Kushay's Matter Bank Politics

[AK] A Decentralized Government System

This note will discuss an example of a highly effective decentralized government in Swiss.

The Swiss government has a rather unique flavor that makes it different with much of European countries. Because of the Swiss mentality that heavily opposes centralization, political power mostly directly rest within their people and the federal government serves a rather decorative than functional role. The executive of the federal multi-party directorial republic is a body called the Federal Council. It is composed of 7 members (each one responsible for one of the seven departments in Switzerland) who are voted into their position by both chambers of the Federal Assembly. Their presidency and vice-presidency is rotating each year, their mandate is four years.

The council shows unity towards to the public and most decisions are made by consensus. That is largely because their function is more decorative than functional, as most of the power is still held by the cantons (regional level). Decisions related to education and even levying taxes are made at the regional level. There is no executive action or veto which the federal government could use.

The Swiss cantons perform the balancing act of politics: the conservative cantons are those outside of the big cities such as Zurich, Geneva or Bern (the capital). The population in the smaller communities reject the tendency to govern from the capital. As a result, the Swiss has continuously rejected proposals like the ones phasing out nuclear energy.

This push for loyalism would be considerably more difficult if it wasn’t for the system of direct democracy that is very common in the Confederacy.

All federal laws there are subject to a three to four-step process:

1. A first draft is prepared by experts in the federal administration.
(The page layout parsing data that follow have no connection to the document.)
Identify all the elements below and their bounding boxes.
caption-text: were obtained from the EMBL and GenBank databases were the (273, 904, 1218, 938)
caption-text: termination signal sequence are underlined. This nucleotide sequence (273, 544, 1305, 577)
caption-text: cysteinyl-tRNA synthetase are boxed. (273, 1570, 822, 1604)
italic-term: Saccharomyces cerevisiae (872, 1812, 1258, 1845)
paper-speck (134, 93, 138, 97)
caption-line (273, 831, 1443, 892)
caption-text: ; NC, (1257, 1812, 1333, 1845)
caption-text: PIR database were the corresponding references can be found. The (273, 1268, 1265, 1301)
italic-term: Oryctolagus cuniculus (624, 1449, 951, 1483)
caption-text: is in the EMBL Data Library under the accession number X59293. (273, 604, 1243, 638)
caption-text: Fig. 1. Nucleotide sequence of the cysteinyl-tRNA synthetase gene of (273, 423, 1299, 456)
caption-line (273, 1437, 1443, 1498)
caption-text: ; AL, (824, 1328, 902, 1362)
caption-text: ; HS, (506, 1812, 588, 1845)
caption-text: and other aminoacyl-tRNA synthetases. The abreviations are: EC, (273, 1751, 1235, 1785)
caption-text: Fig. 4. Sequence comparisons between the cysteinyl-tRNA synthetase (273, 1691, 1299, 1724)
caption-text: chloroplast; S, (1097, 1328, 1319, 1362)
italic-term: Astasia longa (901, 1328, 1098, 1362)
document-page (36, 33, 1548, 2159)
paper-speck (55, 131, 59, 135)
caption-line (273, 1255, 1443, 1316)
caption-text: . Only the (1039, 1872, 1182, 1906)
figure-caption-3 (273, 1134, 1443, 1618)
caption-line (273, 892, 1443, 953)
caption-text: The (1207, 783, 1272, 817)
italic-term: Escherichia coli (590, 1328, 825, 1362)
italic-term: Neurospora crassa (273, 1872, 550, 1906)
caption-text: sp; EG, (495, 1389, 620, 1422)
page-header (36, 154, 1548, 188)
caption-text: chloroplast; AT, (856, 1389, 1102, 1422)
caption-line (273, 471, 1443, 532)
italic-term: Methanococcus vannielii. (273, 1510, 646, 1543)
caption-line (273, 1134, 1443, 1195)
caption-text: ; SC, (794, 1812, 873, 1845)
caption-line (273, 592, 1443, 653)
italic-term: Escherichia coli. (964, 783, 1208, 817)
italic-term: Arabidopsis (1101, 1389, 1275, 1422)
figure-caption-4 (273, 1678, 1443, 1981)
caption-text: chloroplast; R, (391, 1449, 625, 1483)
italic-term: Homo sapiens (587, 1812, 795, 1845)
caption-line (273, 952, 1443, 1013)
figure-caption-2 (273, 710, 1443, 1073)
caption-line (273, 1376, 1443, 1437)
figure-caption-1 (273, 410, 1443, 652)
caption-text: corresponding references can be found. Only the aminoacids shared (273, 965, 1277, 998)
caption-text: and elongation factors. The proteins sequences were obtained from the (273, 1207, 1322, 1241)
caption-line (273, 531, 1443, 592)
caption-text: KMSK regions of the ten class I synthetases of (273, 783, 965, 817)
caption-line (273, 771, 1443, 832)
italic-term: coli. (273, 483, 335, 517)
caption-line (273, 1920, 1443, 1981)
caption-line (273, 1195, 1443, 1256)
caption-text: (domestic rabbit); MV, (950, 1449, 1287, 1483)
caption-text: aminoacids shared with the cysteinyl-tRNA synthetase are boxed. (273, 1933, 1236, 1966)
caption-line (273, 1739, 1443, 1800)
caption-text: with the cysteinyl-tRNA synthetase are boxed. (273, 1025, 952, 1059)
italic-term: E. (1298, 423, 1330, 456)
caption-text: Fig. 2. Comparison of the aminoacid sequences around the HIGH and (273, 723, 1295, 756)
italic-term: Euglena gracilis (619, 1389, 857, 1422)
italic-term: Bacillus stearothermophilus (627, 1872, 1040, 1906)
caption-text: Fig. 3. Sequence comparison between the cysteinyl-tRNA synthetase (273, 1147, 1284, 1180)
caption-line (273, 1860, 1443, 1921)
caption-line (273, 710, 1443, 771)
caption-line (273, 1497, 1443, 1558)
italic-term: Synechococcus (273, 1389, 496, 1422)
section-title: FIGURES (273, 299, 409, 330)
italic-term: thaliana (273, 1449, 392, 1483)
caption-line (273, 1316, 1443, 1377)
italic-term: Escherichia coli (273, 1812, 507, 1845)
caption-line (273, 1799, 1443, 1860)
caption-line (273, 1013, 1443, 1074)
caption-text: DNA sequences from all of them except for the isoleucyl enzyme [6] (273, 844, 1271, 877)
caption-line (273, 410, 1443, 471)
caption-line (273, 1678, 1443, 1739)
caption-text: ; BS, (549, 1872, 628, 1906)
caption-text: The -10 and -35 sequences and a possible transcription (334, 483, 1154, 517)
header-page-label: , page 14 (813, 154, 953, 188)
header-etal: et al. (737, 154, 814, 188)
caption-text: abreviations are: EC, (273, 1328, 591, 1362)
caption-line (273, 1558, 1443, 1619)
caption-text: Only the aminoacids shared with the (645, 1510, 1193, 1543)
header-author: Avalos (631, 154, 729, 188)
2. This draft is presented to many people in an opinion poll: cantonal governments, political parties as well as many NGOs and associations out of civil society may comment on the draft and propose changes.

3. The result is presented to dedicated parliamentary commissions of both chambers of the federal parliament, discussed in detail behind closed doors and finally debated in public sessions of both chambers of parliament.

4. The electorate has a veto-right on laws: If anybody is able to find 50,000 citizens who will sign a form demanding a referendum within 3 months, a referendum must be held. In order to pass a referendum, laws need only be supported by a majority of the national electorate, not a majority of cantons. It’s not unusual for Switzerland to have referenda on more than a dozen laws in any given year.

These referenda are the reason why the political majorities have decided to include their own opposition in government: if the majority does not seek a consensus, the oppositions can use a citizens initiative (referendum) to overturn any decision made on the national level.

The system of checks and balances through both the aggressively localist cantons and the tool of direct democracy has made Switzerland particularly resistant to the growth of government.